My Voice columns should be 500 words. Submissions should include a portrait-type photograph of the author. Authors also should include their full name, age, occupation and relevant organizational memberships.

We edit submissions for brevity, grammar, taste and legal reasons. We reject those published elsewhere.

Send columns to La Grande Observer, 1406 5th St., La Grande, Ore., 97850, fax them to 541-963-7804 or email them to acutler@lagrandeobserver.com .

Monheimer: Walden needs to explain health care proposal

To the Editor:

Rep. Greg Walden needs to explain to us, his constituents, how many of us will lose our health care as a result of the proposal he helped craft.

He should also explain how the state of Oregon will make up the Medicaid cuts he so avidly supports.

Walden touted his “seat at the table” as being good for Oregonians. Now, he needs to explain how we benefit from his proposed legislation.

Paul Monheimer


Sundin: Lifestyle choices do have actual consequences

To the Editor:

Up until about 50 years ago, the cultural expectation was that sexual relations should be limited to those within marriage. That was not always the case, of course, but that was considered the ideal situation. Then came the Sexual Revolution and our culture changed.
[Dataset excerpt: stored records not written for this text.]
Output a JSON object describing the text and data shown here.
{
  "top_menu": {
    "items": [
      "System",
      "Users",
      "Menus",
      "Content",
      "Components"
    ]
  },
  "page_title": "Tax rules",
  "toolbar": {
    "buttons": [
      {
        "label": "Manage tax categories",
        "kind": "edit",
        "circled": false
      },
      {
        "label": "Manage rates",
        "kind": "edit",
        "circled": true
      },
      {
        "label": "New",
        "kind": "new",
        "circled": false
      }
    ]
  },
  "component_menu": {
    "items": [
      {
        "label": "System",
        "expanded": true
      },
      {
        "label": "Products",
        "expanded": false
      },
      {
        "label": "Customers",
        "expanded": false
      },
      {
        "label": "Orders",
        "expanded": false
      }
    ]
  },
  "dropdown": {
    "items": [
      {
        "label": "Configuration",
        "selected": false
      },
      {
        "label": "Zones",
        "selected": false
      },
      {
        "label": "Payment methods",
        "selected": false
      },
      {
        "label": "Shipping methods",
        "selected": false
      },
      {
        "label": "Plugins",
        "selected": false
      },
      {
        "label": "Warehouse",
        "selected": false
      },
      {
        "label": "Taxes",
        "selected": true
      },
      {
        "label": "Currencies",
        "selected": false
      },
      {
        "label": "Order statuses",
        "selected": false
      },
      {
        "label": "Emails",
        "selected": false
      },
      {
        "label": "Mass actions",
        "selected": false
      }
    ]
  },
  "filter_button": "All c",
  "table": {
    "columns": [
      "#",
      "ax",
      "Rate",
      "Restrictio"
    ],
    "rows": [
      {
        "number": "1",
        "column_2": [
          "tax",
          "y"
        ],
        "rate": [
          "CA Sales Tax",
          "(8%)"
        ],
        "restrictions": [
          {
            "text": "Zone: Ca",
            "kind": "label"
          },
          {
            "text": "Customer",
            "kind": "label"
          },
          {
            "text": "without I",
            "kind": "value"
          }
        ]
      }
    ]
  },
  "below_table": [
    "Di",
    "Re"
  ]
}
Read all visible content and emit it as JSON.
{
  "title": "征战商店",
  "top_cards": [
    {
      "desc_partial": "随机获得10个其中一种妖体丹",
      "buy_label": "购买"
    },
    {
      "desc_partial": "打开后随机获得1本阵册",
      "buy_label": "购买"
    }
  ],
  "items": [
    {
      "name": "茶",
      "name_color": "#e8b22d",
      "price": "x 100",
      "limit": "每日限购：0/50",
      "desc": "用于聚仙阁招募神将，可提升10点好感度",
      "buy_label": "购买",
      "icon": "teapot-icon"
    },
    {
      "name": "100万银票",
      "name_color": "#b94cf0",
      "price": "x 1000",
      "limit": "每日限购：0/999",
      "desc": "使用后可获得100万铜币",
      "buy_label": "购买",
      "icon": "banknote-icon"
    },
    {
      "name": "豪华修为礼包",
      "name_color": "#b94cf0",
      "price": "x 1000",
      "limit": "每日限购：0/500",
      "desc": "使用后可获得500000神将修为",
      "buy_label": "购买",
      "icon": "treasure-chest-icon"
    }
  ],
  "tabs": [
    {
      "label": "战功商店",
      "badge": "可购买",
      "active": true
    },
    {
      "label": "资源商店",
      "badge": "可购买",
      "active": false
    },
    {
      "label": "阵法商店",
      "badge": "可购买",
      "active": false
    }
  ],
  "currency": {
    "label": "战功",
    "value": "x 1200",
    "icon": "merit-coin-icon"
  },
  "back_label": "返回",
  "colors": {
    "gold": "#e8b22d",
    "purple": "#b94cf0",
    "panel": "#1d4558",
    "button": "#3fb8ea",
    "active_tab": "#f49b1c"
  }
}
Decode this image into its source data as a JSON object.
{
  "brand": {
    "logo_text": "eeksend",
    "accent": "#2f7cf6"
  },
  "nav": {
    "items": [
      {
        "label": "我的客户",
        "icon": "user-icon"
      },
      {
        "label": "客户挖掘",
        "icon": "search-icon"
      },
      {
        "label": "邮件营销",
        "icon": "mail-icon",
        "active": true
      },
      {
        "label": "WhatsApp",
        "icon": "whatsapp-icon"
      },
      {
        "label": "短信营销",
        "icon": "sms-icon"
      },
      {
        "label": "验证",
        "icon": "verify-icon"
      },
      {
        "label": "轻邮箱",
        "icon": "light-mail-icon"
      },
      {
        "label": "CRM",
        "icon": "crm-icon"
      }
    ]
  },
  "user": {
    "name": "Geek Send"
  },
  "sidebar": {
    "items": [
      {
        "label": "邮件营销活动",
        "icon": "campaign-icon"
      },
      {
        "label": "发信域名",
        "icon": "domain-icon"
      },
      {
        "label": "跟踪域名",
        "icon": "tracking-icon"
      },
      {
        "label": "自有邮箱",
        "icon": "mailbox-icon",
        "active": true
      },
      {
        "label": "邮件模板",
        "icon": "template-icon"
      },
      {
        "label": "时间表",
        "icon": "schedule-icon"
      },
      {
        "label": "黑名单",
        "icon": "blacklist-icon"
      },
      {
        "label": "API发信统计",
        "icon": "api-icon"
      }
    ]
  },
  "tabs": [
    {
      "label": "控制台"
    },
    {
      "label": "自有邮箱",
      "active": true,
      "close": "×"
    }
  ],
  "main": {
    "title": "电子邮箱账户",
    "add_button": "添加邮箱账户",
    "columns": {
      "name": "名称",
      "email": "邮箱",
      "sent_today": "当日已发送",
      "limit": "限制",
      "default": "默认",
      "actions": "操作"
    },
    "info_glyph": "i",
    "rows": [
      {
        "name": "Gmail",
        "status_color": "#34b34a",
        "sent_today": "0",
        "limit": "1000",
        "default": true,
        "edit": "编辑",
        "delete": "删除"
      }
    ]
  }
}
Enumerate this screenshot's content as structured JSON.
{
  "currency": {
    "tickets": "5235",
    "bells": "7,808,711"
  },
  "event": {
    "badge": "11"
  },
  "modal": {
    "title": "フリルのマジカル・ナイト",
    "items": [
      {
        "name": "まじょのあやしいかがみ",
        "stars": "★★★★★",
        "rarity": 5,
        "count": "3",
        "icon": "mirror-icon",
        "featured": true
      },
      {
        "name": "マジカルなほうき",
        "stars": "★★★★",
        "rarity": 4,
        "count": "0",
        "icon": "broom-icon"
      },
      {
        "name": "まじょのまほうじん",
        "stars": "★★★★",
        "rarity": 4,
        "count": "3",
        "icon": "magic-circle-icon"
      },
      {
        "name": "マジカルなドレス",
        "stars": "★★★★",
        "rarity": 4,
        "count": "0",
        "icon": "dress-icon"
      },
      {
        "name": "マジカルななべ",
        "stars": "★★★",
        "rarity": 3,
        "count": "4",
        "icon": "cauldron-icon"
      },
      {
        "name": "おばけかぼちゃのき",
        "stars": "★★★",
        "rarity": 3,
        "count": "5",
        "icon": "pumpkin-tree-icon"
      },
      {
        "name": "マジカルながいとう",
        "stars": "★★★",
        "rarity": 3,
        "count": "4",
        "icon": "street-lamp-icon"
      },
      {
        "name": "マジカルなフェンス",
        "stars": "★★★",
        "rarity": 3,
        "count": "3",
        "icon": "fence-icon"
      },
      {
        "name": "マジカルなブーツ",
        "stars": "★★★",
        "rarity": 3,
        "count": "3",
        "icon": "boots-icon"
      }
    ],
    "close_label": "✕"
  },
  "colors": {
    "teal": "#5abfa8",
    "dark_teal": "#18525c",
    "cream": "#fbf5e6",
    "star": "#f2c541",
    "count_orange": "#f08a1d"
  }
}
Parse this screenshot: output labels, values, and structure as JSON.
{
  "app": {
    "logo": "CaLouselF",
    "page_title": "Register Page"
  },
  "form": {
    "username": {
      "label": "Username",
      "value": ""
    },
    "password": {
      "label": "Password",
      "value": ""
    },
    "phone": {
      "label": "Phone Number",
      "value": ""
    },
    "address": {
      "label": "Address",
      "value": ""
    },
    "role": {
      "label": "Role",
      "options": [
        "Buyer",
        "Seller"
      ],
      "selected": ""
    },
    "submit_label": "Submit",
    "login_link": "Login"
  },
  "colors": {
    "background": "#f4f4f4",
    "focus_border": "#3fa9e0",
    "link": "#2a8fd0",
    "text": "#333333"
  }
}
Today, nearly half of all births are by unmarried women. So what? Well, as David French points out in a February 2017 magazine article: “If a person finishes his education, gets married, and stays married, his chances of either becoming poor or staying poor are small. Drop out of school, and the poverty rate skyrockets. Have children out of wedlock and raise them in single-parent families, and the poverty rate skyrockets.”

Progressives don’t like this sort of talk. They call it “blaming the victim” and “finger-pointing.” No, saying such things is merely pointing out that our behaviors have consequences. Auto mechanics will warn you that you should change your engine oil every 3,000 miles. Failure to do so will result in some rather expensive engine repair costs.

Our current culture doesn’t give such lifestyle warnings. Rather, it does just the opposite. How often do movies depict an unmarried couple having sex with absolutely no negative consequences? As humans, we have a natural preference for expediency and self-gratification. Self-discipline is no fun.

Unfortunately, studies have shown that most children raised in poverty never do escape it. They continue to live in poverty as adults, making the same self-destructive choices their parents made.

Our culture’s lack of candor about how our personal choices affect our well-being has resulted in creating a permanent underclass with a form of income inequality very different from the one Democrats are always going on about.

A wise culture repeats the truth that we can be our own worst enemies in the choices we make. “A responsible politic understands that large numbers of people can and will choose short-term expedience over long-term discipline. Yet our culture is foolish and our politics irresponsible.”